Mientras
Europa se americaniza, Estados Unidos se europeíza. Mientras que en
Europa el debate se centra en la competitividad, la desigualdad salta al
centro del debate político en EE UU. Allí hay una intensa movilización
para elevar el salario mínimo federal, actualmente situado en unos
míseros 7,25 dólares (6,51 euros) la hora.
La
ciudad de Los Ángeles ha abierto el camino, decidiendo elevar el
salario mínimo obligatorio de 9 a 15 dólares la hora basándose en un
sencillo razonamiento: si dos adultos trabajando a tiempo completo a
cambio del salario mínimo no pueden llevar una vida decente y criar a
sus hijos proporcionándoles vivienda, salud y educación, entonces el
salario mínimo se convierte en un subsidio encubierto a las empresas, pues
el Estado tiene que intervenir masivamente con costosas políticas
sociales para sacar de la pobreza no sólo a los que no trabajan, sino a
los que también lo hacen.
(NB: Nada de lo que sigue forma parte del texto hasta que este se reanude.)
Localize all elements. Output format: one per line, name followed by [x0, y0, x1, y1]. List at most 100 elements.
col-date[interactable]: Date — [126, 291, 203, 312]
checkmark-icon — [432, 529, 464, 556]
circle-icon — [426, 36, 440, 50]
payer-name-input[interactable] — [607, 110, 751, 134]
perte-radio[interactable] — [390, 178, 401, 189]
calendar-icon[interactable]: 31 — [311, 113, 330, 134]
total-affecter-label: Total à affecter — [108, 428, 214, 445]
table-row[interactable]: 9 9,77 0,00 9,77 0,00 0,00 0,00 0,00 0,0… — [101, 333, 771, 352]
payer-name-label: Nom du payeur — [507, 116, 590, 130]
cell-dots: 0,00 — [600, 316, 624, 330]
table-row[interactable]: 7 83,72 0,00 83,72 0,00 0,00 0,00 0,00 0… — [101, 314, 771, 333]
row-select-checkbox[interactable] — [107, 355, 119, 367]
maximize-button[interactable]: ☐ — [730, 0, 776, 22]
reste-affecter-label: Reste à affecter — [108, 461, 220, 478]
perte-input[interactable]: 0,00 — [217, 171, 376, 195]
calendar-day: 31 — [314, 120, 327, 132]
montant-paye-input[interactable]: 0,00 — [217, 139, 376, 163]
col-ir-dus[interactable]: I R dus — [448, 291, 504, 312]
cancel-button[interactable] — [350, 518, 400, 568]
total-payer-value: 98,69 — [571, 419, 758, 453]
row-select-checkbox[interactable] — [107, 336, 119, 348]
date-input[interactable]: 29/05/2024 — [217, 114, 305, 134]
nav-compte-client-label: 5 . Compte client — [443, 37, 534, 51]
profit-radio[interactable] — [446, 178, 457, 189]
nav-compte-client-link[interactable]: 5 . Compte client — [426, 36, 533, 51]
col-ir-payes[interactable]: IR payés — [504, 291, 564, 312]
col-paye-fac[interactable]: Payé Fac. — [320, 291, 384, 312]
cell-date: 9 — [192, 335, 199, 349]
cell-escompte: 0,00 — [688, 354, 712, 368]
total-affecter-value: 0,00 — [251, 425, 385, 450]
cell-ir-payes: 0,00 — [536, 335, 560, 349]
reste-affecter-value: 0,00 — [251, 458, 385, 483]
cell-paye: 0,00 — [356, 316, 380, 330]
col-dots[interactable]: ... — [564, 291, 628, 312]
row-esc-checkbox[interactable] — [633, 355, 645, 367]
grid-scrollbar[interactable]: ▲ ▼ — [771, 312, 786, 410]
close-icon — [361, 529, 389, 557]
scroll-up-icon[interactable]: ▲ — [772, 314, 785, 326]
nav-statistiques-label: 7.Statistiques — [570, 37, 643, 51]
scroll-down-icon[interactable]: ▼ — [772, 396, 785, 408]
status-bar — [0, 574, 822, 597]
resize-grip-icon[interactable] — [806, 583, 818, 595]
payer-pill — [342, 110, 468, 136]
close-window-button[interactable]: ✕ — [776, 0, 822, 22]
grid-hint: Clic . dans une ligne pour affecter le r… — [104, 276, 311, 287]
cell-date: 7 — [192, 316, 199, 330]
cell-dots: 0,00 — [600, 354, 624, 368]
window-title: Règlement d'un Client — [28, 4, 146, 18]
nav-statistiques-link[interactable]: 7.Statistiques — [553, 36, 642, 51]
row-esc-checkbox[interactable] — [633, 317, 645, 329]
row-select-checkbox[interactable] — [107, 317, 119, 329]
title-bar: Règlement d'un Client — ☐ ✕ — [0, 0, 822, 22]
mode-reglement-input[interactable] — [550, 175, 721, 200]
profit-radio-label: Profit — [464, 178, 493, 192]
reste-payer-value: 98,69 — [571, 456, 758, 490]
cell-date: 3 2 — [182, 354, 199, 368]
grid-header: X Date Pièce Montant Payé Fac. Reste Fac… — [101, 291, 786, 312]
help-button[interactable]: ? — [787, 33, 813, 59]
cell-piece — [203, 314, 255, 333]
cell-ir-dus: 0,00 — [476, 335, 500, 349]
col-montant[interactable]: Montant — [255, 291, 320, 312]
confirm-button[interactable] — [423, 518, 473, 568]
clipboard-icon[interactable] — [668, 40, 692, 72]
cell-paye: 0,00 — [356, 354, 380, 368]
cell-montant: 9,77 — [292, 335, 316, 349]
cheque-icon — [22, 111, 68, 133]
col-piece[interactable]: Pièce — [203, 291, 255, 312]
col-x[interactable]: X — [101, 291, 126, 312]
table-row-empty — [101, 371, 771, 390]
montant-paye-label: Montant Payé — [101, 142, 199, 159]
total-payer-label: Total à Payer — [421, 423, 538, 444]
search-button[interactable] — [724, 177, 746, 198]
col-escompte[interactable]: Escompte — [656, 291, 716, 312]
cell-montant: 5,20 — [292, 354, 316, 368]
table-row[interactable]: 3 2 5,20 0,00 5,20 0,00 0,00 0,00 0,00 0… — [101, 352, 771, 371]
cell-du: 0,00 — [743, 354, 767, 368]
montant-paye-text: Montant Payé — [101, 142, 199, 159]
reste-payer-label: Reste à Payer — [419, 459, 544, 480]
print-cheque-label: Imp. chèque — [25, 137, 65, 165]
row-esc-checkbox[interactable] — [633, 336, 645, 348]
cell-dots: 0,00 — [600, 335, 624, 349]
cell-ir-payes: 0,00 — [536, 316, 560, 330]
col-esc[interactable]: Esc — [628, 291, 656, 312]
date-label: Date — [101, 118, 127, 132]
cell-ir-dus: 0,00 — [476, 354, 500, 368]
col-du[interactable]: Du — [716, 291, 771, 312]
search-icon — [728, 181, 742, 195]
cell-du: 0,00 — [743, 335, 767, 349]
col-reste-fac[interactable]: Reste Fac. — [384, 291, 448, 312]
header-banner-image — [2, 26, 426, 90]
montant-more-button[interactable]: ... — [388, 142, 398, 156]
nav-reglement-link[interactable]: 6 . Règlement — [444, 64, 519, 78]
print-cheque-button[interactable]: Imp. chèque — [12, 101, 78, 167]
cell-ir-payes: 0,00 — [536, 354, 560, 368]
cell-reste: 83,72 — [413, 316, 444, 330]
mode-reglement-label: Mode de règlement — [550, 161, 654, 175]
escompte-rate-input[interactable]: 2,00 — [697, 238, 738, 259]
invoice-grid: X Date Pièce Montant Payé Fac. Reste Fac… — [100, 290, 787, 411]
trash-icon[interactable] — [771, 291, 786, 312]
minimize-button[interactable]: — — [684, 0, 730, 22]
No hablamos sólo de EE UU: en cuatro países de
la UE (uno de ellos es España) hace falta trabajar más de setenta horas
cobrando el salario mínimo para salir del umbral de la pobreza.
Unos bajos salarios, se nos suele decir, implican una alta competitividad y, por tanto, mayor crecimiento, mientras que unos salarios altos son un obstáculo para el buen funcionamiento de la economía. Pero
entonces, ¿qué explica que McDonald’s y Burger King puedan vender
hamburguesas en Dinamarca pagando 21 dólares la hora mientras que en
Nueva York sus empleados cobran sólo 9?
La desigualdad nos debe preocupar por muchas razones.
En el plano personal es injusta, pues trunca las vidas de las personas, que ni pueden realizarse en sus aspiraciones ni cumplir con la ambición de legar una vida decente a sus hijos.
En el político, las diferencias extremas de renta son incompatibles
con la democracia: por mucho que el voto tenga un efecto igualador en el
acceso al sistema político, los más ricos siempre tendrán más capacidad
que los más pobres de lograr que ese sistema funcione a su favor.
Y en el económico, la desigualdad es ineficiente, pues supone tener
que destinar ingentes recursos a paliar la pobreza en lugar de a
fomentar la educación y la innovación.
Si la desigualdad es injusta, amenaza a la democracia y daña a la economía, ¿por qué hablamos tan poco de ella?